Don’t forget your passport! – Horse owners advised they could be asked for the horse passport on supply of horse medicines

Horse owners and livery yards are being advised to bring their horse’s passport when purchasing animal medicines such as wormers. This follows a horse medicines guidance update from the VMD (Veterinary Medicines Directorate) which says that prescribers should ask to see the passport.

Stephen Dawson, secretary general of AMTRA, the regulatory authority representing some 7,000 AMTRA SQPs, registered animal medicines advisors, was keen to point out, “It’s important to note that while we are encouraging owners to bring their passports along, not bringing the passport doesn’t prevent the horse being wormed or benefiting from other medicines.”

“It just means that if the vet, pharmacist or AMTRA SQP prescribing and supplying medicines has not recently seen the horse’s passport and been able to confirm personally that it has been signed out of the food chain, they have to act accordingly. As the horse is a food-producing species under EU law, then without the passport it must be assumed the horse may enter the food chain, and the wormer or other medicine chosen accordingly.

“Some medicines cannot be supplied without sight of the passport as they are only suitable for horses signed out of the food chain. However, most horse medicines are okay to prescribe in either case, so it’s just a question of the range to choose from being a bit smaller.”

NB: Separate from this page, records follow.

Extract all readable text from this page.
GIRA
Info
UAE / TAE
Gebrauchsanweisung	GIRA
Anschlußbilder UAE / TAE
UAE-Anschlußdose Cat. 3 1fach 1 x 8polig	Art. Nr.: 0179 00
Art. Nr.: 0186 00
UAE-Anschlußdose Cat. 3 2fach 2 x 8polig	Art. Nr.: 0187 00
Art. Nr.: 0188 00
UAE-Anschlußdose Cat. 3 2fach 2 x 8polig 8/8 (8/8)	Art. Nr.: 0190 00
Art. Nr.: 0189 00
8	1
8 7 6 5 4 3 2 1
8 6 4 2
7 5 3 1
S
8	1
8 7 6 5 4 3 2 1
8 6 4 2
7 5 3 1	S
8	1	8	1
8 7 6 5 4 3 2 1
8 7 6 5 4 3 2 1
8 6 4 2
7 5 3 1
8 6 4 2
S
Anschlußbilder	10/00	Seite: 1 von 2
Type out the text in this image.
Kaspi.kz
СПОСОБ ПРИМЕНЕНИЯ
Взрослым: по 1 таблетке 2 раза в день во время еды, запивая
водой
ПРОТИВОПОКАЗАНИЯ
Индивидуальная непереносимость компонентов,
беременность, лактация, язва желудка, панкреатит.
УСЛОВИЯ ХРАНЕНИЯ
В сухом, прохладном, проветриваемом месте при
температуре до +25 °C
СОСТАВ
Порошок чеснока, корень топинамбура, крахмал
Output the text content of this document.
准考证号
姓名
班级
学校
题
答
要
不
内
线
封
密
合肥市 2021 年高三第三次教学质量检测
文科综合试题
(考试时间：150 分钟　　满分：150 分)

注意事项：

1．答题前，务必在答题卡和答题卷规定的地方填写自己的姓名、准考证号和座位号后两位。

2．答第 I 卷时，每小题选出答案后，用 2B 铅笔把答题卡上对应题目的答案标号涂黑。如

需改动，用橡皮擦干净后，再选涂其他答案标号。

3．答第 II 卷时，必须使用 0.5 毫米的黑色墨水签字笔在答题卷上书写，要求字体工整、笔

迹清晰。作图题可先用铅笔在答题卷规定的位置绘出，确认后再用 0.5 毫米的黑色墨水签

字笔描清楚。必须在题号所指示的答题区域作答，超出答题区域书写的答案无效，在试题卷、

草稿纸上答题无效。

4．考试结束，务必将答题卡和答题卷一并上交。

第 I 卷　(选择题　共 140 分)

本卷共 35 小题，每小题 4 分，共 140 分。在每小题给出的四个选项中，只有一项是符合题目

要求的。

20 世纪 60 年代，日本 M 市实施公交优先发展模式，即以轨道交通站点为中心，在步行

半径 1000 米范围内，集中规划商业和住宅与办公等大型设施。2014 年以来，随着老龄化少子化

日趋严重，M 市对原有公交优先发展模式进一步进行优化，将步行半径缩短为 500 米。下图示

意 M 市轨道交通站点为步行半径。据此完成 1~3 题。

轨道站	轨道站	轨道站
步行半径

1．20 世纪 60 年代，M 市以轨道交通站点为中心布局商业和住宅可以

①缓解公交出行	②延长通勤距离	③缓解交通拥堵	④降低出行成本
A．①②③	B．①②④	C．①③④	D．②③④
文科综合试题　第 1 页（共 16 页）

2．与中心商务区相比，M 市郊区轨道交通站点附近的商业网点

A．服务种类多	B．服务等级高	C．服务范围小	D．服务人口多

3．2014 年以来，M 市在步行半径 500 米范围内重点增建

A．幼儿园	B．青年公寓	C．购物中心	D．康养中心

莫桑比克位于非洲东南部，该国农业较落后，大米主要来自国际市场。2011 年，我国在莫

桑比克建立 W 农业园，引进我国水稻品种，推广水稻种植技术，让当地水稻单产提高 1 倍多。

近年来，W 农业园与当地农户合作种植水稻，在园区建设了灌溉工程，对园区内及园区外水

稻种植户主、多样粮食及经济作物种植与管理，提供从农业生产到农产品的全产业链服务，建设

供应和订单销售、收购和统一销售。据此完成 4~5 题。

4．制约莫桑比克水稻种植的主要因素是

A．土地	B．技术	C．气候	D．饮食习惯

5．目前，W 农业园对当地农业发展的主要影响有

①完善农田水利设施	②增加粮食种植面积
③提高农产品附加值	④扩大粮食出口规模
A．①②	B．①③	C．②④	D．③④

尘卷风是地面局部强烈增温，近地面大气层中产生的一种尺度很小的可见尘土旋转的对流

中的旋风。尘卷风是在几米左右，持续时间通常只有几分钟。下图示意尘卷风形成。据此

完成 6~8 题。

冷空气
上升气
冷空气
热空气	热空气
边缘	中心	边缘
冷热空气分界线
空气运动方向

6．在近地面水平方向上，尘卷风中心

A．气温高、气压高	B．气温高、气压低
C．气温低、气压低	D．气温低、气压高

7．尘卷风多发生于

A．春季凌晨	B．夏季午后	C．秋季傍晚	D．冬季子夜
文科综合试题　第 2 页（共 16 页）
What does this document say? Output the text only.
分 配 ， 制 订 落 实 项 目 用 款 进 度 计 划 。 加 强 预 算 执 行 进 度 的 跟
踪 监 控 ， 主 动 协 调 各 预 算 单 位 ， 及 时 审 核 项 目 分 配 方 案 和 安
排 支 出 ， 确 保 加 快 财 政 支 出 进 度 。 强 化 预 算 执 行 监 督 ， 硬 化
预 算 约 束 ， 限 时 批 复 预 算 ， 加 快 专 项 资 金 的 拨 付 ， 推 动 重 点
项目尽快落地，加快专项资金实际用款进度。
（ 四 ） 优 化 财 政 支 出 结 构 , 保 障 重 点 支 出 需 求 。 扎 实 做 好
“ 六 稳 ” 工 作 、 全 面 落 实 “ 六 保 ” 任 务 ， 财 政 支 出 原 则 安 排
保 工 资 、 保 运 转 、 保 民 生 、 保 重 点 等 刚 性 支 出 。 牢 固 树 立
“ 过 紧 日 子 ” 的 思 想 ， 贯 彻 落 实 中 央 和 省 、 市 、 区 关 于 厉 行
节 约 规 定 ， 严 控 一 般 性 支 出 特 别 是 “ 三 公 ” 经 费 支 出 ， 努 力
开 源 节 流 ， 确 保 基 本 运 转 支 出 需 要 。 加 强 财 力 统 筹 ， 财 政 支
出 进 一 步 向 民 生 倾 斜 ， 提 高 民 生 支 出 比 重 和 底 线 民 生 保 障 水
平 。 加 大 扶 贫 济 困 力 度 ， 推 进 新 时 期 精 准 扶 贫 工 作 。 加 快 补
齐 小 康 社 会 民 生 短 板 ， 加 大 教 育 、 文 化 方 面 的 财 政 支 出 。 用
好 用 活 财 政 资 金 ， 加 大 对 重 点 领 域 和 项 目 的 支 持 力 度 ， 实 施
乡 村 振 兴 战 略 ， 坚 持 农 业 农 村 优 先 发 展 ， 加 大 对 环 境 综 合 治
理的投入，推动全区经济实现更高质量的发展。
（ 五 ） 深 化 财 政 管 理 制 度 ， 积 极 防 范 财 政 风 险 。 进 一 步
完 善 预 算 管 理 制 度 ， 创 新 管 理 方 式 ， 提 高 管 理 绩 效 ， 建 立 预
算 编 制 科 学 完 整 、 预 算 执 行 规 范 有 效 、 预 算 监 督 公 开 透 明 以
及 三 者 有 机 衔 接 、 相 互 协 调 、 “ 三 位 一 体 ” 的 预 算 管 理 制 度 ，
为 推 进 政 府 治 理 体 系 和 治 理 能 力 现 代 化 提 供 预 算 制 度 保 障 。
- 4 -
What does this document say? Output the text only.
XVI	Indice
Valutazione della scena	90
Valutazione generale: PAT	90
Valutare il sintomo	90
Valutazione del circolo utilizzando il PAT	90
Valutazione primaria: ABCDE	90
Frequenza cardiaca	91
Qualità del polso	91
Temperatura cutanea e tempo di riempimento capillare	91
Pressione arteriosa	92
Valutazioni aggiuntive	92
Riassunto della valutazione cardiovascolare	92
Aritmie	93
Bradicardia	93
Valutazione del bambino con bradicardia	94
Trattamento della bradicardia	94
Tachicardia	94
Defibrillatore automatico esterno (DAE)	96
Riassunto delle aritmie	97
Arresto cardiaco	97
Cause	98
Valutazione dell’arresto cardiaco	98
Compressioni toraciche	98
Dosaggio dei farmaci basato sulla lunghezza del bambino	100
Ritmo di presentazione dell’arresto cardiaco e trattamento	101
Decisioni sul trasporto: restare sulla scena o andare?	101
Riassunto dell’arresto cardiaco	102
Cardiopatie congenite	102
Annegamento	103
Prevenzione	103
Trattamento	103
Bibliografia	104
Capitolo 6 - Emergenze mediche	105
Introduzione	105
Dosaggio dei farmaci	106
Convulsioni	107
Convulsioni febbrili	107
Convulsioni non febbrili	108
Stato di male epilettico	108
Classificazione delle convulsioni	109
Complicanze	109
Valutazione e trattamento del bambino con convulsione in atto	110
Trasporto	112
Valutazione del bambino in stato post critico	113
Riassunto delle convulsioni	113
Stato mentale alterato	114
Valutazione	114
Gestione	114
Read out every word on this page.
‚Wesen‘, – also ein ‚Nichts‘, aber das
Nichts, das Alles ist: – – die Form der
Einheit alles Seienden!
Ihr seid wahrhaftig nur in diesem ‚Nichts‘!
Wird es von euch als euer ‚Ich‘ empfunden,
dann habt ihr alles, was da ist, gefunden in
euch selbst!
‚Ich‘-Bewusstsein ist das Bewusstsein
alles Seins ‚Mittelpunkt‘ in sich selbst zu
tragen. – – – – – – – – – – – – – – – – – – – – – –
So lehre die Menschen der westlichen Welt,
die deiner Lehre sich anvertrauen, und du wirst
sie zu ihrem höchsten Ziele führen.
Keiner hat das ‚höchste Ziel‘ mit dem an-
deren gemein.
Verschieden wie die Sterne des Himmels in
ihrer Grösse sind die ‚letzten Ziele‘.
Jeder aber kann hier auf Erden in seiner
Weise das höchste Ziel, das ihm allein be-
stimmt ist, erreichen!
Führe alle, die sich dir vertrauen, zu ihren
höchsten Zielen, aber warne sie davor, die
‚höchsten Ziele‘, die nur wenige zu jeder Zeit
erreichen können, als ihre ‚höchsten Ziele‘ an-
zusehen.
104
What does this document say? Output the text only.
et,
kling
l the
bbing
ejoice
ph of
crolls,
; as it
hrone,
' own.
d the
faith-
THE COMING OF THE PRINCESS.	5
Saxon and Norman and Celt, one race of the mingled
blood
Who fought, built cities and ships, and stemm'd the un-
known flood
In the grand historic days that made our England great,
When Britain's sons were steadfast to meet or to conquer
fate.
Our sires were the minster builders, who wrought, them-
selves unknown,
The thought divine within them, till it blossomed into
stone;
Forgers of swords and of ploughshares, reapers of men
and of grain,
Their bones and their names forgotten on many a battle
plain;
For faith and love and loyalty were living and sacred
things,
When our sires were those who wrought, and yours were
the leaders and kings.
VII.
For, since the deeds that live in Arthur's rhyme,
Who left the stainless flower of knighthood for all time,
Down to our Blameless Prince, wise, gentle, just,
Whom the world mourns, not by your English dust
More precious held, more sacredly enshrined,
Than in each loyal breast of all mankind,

AMTRA SQPs have a legal requirement to ascertain the status of any animal before prescribing or supplying medicines. The new update is simply reinforcing this existing requirement. The current status of the horse is determined by checking the declaration in the passport. While the owner will be able to advise the medicines prescriber of the horse’s status, the updated guidance clarifies that AMTRA SQPs should only rely on the passport’s declaration when they have seen it personally.

Where livery yards buy in bulk on behalf of owners, then presenting multiple passports is not likely to be practical, so prescribers will again choose from medicines which can be safely and legally given to horses that might enter the food chain.